Beer Company Takeover: Megabrew merge boon for bankers, lawyers
Banks, law firms, accountants, public relations companies and the tax man are lining up for about $2 billion in fees and expenses from Anheuser-Busch InBev's $103.8 billion takeover of rival SABMiller.
AB InBev will pay out $1.74 billion, the company said in a statement Friday. That includes:
• $725 million for financing arrangements;
• Up to $135 million for financial and corporate broking advice split by advisers including Lazard, Deutsche Bank, Barclays, BNP Paribas Bank of America and Standard Bank Group;
• As much as $185 million for legal advice to firms including Freshfields Bruckhaus Deringer;
• $15 million to the accountants;
• $20 million for public relations advice from Brunswick Group; and
• $180 million for other professional services, such as management consultants
• $475 million for transaction taxes, other costs and expenses.

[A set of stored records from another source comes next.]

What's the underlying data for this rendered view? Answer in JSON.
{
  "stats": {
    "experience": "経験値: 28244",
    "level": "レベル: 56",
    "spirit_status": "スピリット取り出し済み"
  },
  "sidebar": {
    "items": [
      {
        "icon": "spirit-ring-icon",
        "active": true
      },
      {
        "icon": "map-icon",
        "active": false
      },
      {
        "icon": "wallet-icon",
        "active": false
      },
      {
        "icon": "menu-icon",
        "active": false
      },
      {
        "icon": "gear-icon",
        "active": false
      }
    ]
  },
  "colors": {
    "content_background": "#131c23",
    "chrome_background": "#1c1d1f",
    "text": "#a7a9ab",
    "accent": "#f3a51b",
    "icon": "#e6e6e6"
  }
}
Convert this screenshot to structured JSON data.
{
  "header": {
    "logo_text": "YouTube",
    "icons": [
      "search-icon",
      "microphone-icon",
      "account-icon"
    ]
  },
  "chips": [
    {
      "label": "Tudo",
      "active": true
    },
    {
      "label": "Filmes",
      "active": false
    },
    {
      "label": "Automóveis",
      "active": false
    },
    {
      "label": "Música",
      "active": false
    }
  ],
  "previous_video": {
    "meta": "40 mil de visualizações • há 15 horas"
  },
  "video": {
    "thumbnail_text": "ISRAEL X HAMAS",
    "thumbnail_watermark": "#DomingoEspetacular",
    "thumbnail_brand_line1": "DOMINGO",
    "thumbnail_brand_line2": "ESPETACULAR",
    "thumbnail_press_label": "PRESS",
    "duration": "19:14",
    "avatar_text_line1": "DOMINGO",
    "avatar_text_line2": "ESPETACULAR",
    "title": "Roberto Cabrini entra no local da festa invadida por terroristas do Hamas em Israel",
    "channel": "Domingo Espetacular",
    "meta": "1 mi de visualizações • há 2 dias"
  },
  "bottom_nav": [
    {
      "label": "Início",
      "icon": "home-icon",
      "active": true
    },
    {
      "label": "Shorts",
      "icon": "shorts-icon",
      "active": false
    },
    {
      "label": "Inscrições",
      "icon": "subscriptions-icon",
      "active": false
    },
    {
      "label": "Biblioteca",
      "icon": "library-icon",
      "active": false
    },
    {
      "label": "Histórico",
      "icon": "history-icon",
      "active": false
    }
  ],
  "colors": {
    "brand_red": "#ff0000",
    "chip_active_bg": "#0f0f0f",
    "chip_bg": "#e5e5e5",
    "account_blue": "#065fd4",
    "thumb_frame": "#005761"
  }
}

SABMiller will pay $202 million in fees including:
• $113 million for financial and broking advice to banks led by financial advisory boutique Robey Warshaw, along with JPMorgan Chase, Morgan Stanley, Goldman Sachs and Centerview Partners;
• $76 million for legal advice from law firms including Linklaters;
• $2 million to the accountants;
• $9 million for public relations work from Finsbury; and
• $2 million for other costs and expenses.
The deal is the latest win this year for British bank Robey Warshaw. The company also advised Softbank Group on its acquisition of U.K. semiconductor designer ARM Holdings as well as London Stock Exchange Group on its merger with Deutsche Boerse.
As part of the deal, AB InBev also expects to cut about 3 percent of the combined company's workforce in the next three years, it said in documents related to the acquisition published Friday. That amounts to about 5,500 jobs, a person familiar with the matter said. The job cuts will form part of the $1.4 billion of annual savings that AB InBev has said it's seeking from the takeover.
Last month, SABMiller's board unanimously recommended AB InBev's improved takeover offer, paving the way for the biggest acquisition in the history of the beer industry.